Il pareggio di ieri è un’iniezione di fiducia che deve essere sfruttata bene
Non ce l’ha fatta il Lecce a vincere contro la Fiorentina ed addirittura ha dovuto fare gli straordinari per riagguantare un pareggio che a bocce ferme mi pare piuttosto ingiusto. Purtroppo episodi che davvero facevano pensare al peggio come il gran caos, quasi sulla linea di porta della “Viola”, con il pallone che ballonzava ma non voleva proprio saperne di entrare nel sacco hanno fatto tribolare i tifosi salentini.
Come al solito ad una buona partenza del Lecce alla mezz’ora la Fiorentina, al secondo attacco portato verso Falcone, passava in vantaggio con un gol di Harrison che non segnava da quasi un anno, forse più. Ma anche questa è una costante di questa stagione: contro i giallorossi segnano squadre piuttosto refrattarie al gol e/o giocatori in astinenza, in poche parole si risolvono i problemi altri ma non i propri.
Ieri sera il Lecce ha fatto un piccolo miracolo non lasciandosi andare, more solito, dopo aver subito il gol ma, dopo un comprensibile momento di smarrimento, ha ripreso le fila del discorso riuscendo nell’intento di recuperare e così riportandosi alla pari della Cremonese a 28 punti.
Peccato è stato un brodino non una cena luculliana ma tant’è quando una squadra,, il Lecce di questa stagione, ha problemi ormai strutturali ad andare in gol.
Ieri la Fiorentina ha forse peccato di presunzione pensando che il minimo sindacale fosse sufficiente a battere il Lecce mentre da parte dei giallorossi c’è stata la giusta orgogliosa reazione ad uno stato di fatto che altre volte è risultato deleterio.
La partita di ieri serve per far capire a tutti, prima di tutto agli addetti ai lavori che nonostante il nostro sia il peggiore attacco di tutti i campionati europei è possibile giocarsela fino alla fine andando a scovare in tutti un poco di coraggio in più.

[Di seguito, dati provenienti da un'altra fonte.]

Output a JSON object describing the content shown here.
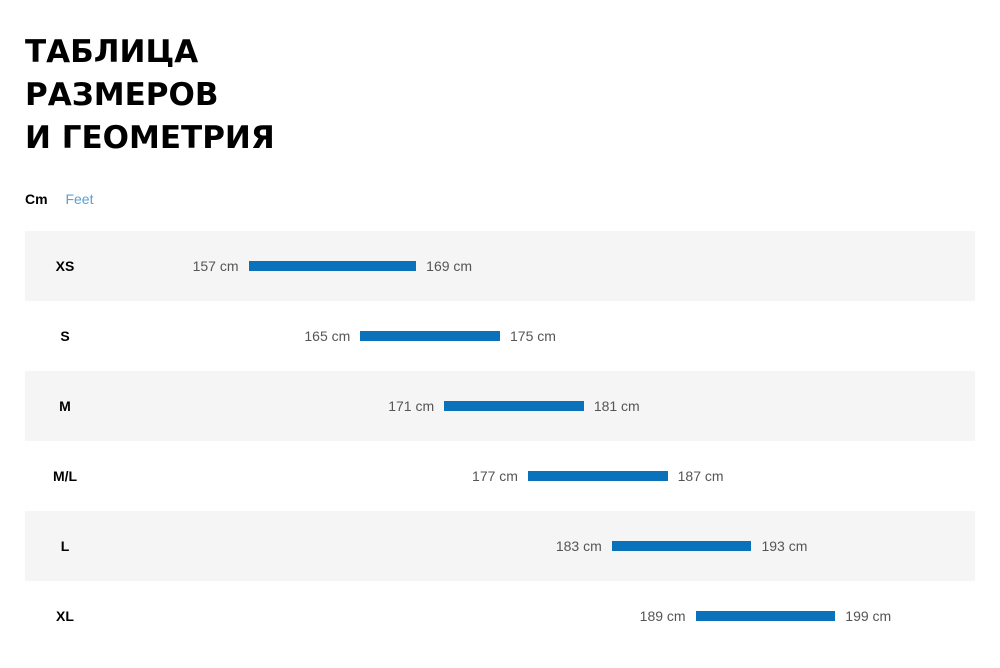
{
  "title_lines": [
    "ТАБЛИЦА",
    "РАЗМЕРОВ",
    "И ГЕОМЕТРИЯ"
  ],
  "units": {
    "active": "Cm",
    "inactive": "Feet"
  },
  "colors": {
    "bar": "#0a72ba",
    "row_shade": "#f5f5f5",
    "link": "#5aa0d4"
  },
  "chart_data": {
    "type": "bar",
    "orientation": "horizontal-range",
    "categories": [
      "XS",
      "S",
      "M",
      "M/L",
      "L",
      "XL"
    ],
    "series": [
      {
        "values_min": [
          157,
          165,
          171,
          177,
          183,
          189
        ],
        "values_max": [
          169,
          175,
          181,
          187,
          193,
          199
        ]
      }
    ],
    "min_labels": [
      "157 cm",
      "165 cm",
      "171 cm",
      "177 cm",
      "183 cm",
      "189 cm"
    ],
    "max_labels": [
      "169 cm",
      "175 cm",
      "181 cm",
      "187 cm",
      "193 cm",
      "199 cm"
    ],
    "unit": "cm",
    "xlim": [
      141,
      209
    ],
    "grid": false
  }
}
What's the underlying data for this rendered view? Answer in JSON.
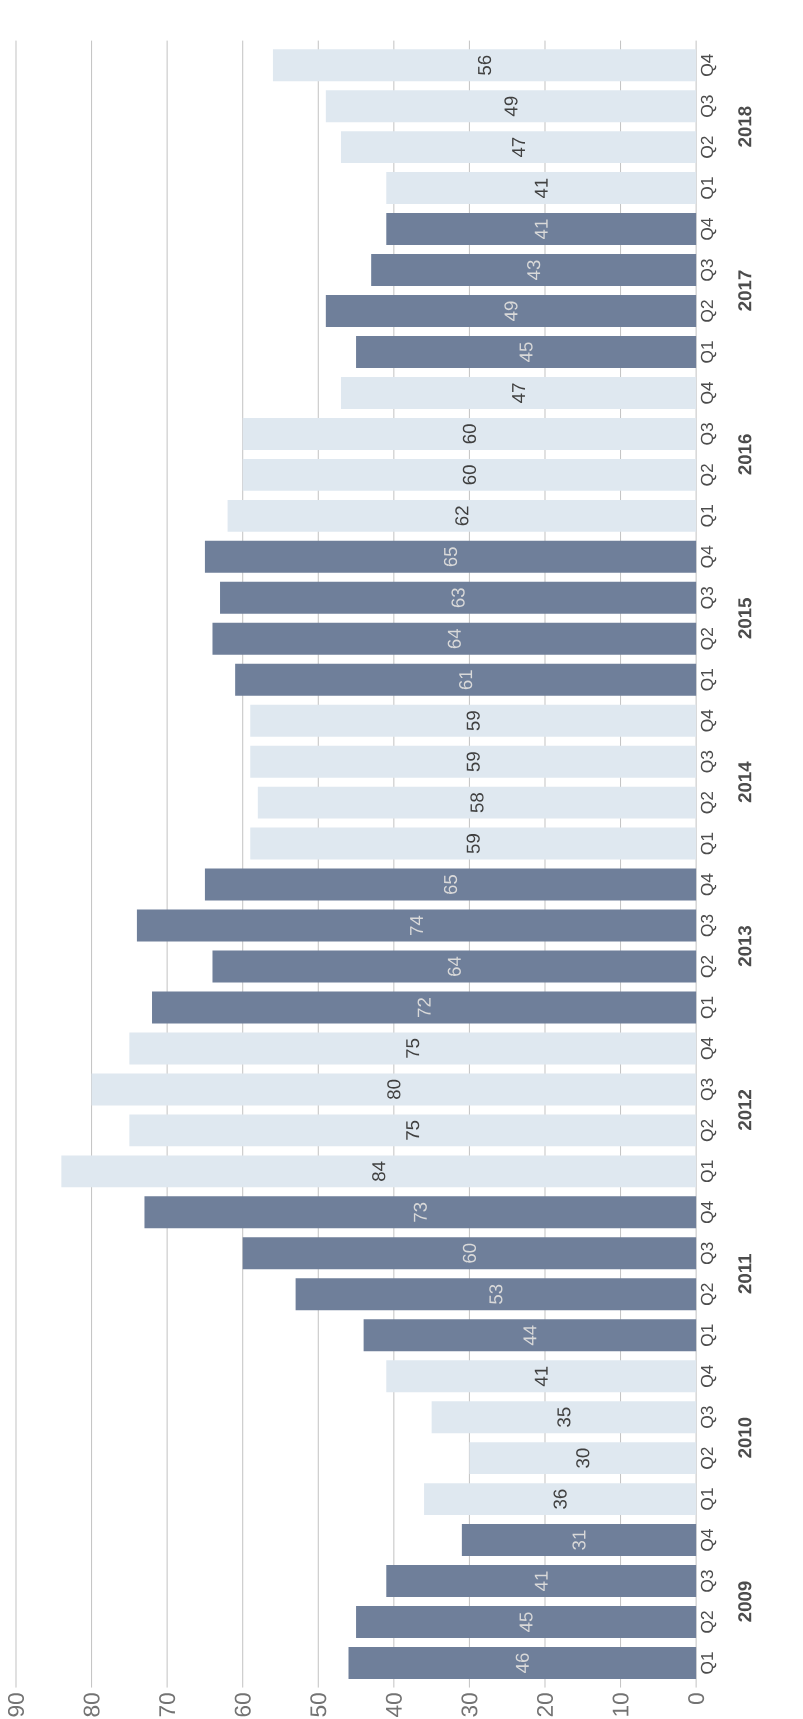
{
  "chart_data": {
    "type": "bar",
    "orientation": "horizontal",
    "categories": [
      "Q4",
      "Q3",
      "Q2",
      "Q1",
      "Q4",
      "Q3",
      "Q2",
      "Q1",
      "Q4",
      "Q3",
      "Q2",
      "Q1",
      "Q4",
      "Q3",
      "Q2",
      "Q1",
      "Q4",
      "Q3",
      "Q2",
      "Q1",
      "Q4",
      "Q3",
      "Q2",
      "Q1",
      "Q4",
      "Q3",
      "Q2",
      "Q1",
      "Q4",
      "Q3",
      "Q2",
      "Q1",
      "Q4",
      "Q3",
      "Q2",
      "Q1",
      "Q4",
      "Q3",
      "Q2",
      "Q1"
    ],
    "values": [
      56,
      49,
      47,
      41,
      41,
      43,
      49,
      45,
      47,
      60,
      60,
      62,
      65,
      63,
      64,
      61,
      59,
      59,
      58,
      59,
      65,
      74,
      64,
      72,
      75,
      80,
      75,
      84,
      73,
      60,
      53,
      44,
      41,
      35,
      30,
      36,
      31,
      41,
      45,
      46
    ],
    "colors": [
      "#dfe8f0",
      "#dfe8f0",
      "#dfe8f0",
      "#dfe8f0",
      "#6f7f9a",
      "#6f7f9a",
      "#6f7f9a",
      "#6f7f9a",
      "#dfe8f0",
      "#dfe8f0",
      "#dfe8f0",
      "#dfe8f0",
      "#6f7f9a",
      "#6f7f9a",
      "#6f7f9a",
      "#6f7f9a",
      "#dfe8f0",
      "#dfe8f0",
      "#dfe8f0",
      "#dfe8f0",
      "#6f7f9a",
      "#6f7f9a",
      "#6f7f9a",
      "#6f7f9a",
      "#dfe8f0",
      "#dfe8f0",
      "#dfe8f0",
      "#dfe8f0",
      "#6f7f9a",
      "#6f7f9a",
      "#6f7f9a",
      "#6f7f9a",
      "#dfe8f0",
      "#dfe8f0",
      "#dfe8f0",
      "#dfe8f0",
      "#6f7f9a",
      "#6f7f9a",
      "#6f7f9a",
      "#6f7f9a"
    ],
    "annotations": [
      "2018",
      "2017",
      "2016",
      "2015",
      "2014",
      "2013",
      "2012",
      "2011",
      "2010",
      "2009"
    ],
    "xlim": [
      90,
      0
    ],
    "xticks": [
      90,
      80,
      70,
      60,
      50,
      40,
      30,
      20,
      10,
      0
    ],
    "grid": "x",
    "data_labels": true
  }
}
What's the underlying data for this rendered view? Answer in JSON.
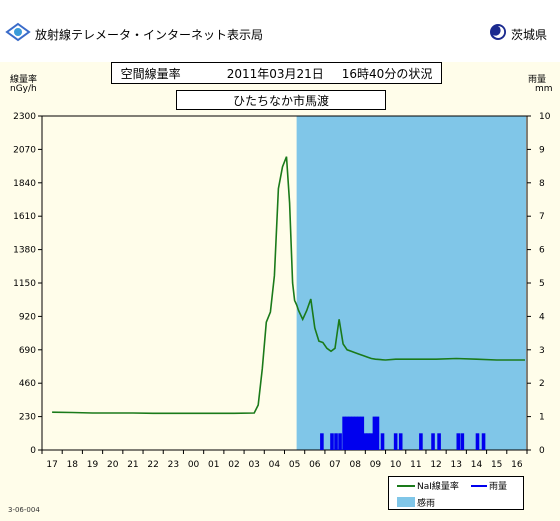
{
  "header": {
    "site_title": "放射線テレメータ・インターネット表示局",
    "org_name": "茨城県",
    "heading": "空間線量率",
    "date_label": "2011年03月21日",
    "time_status": "16時40分の状況",
    "location": "ひたちなか市馬渡"
  },
  "left_axis": {
    "label": "線量率",
    "unit": "nGy/h"
  },
  "right_axis": {
    "label": "雨量",
    "unit": "mm"
  },
  "footer_code": "3-06-004",
  "legend": {
    "dose": "NaI線量率",
    "rain": "雨量",
    "rain_sensor": "感雨"
  },
  "colors": {
    "dose_line": "#1a7a1a",
    "rain_bar": "#0000ee",
    "rain_sensor": "#80c6e8",
    "plot_bg": "#fffdea"
  },
  "chart_data": {
    "type": "line",
    "x_categories": [
      "17",
      "18",
      "19",
      "20",
      "21",
      "22",
      "23",
      "00",
      "01",
      "02",
      "03",
      "04",
      "05",
      "06",
      "07",
      "08",
      "09",
      "10",
      "11",
      "12",
      "13",
      "14",
      "15",
      "16"
    ],
    "y_left": {
      "ticks": [
        0,
        230,
        460,
        690,
        920,
        1150,
        1380,
        1610,
        1840,
        2070,
        2300
      ],
      "ylim": [
        0,
        2300
      ]
    },
    "y_right": {
      "ticks": [
        0,
        1,
        2,
        3,
        4,
        5,
        6,
        7,
        8,
        9,
        10
      ],
      "ylim": [
        0,
        10
      ]
    },
    "dose_series": {
      "name": "NaI線量率",
      "x": [
        0,
        1,
        2,
        3,
        4,
        5,
        6,
        7,
        8,
        9,
        10,
        10.2,
        10.4,
        10.6,
        10.8,
        11.0,
        11.2,
        11.4,
        11.6,
        11.75,
        11.9,
        12.0,
        12.1,
        12.2,
        12.4,
        12.6,
        12.8,
        13.0,
        13.2,
        13.4,
        13.6,
        13.8,
        14.0,
        14.2,
        14.4,
        14.6,
        14.8,
        15.0,
        15.2,
        15.4,
        15.6,
        15.8,
        16.0,
        16.5,
        17,
        18,
        19,
        20,
        21,
        22,
        23,
        23.4
      ],
      "y": [
        260,
        258,
        255,
        255,
        255,
        253,
        253,
        253,
        253,
        253,
        255,
        310,
        560,
        880,
        950,
        1200,
        1800,
        1950,
        2020,
        1700,
        1150,
        1030,
        1000,
        960,
        900,
        960,
        1040,
        840,
        750,
        740,
        700,
        680,
        700,
        900,
        730,
        690,
        680,
        670,
        660,
        650,
        640,
        630,
        625,
        620,
        625,
        625,
        625,
        630,
        625,
        620,
        620,
        620
      ]
    },
    "rain_sensor_period": [
      12.1,
      23.45
    ],
    "rain_series": {
      "name": "雨量",
      "x": [
        13.35,
        13.85,
        14.05,
        14.25,
        14.45,
        14.6,
        14.75,
        14.9,
        15.05,
        15.2,
        15.35,
        15.5,
        15.65,
        15.8,
        15.95,
        16.1,
        16.35,
        17.0,
        17.25,
        18.25,
        18.85,
        19.15,
        20.1,
        20.3,
        21.05,
        21.35
      ],
      "y": [
        0.5,
        0.5,
        0.5,
        0.5,
        1.0,
        1.0,
        1.0,
        1.0,
        1.0,
        1.0,
        1.0,
        0.5,
        0.5,
        0.5,
        1.0,
        1.0,
        0.5,
        0.5,
        0.5,
        0.5,
        0.5,
        0.5,
        0.5,
        0.5,
        0.5,
        0.5
      ]
    }
  }
}
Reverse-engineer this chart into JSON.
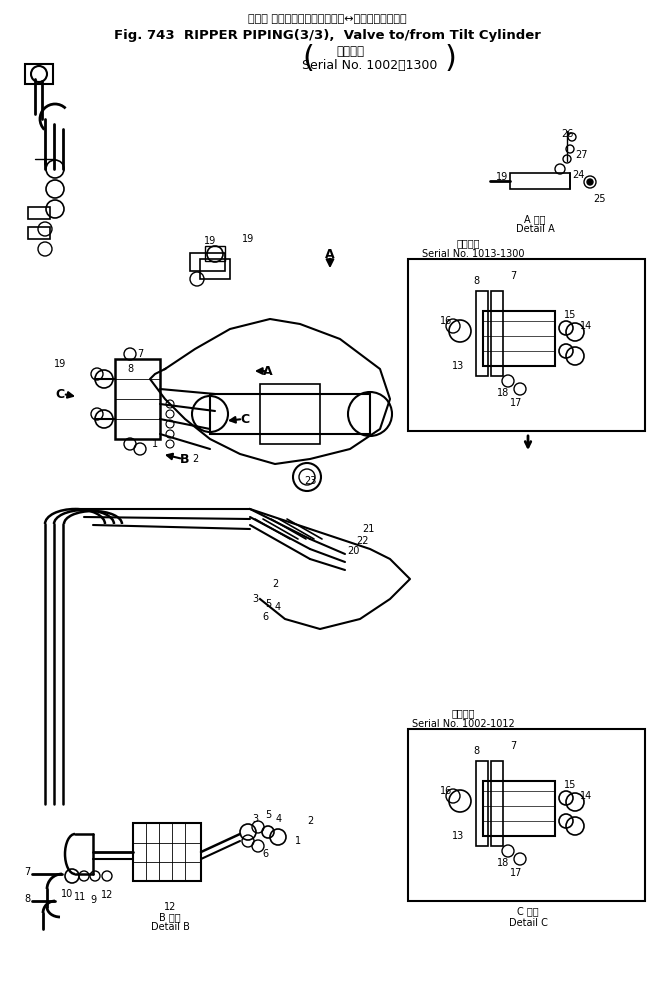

Ieri il Lecce è riuscito a recuperare lo svantaggio, cosa capitata solo in occasione del pari col Bologna, per ben quindici volte subito il primo gol ha poi perduto la partita.
Potrebbe essere un’inversione di marcia? Lo speriamo tutti perché ora prima a Verona e poi a Pisa bisogna trovare quei punti che portino ad una ancora possibile salvezza.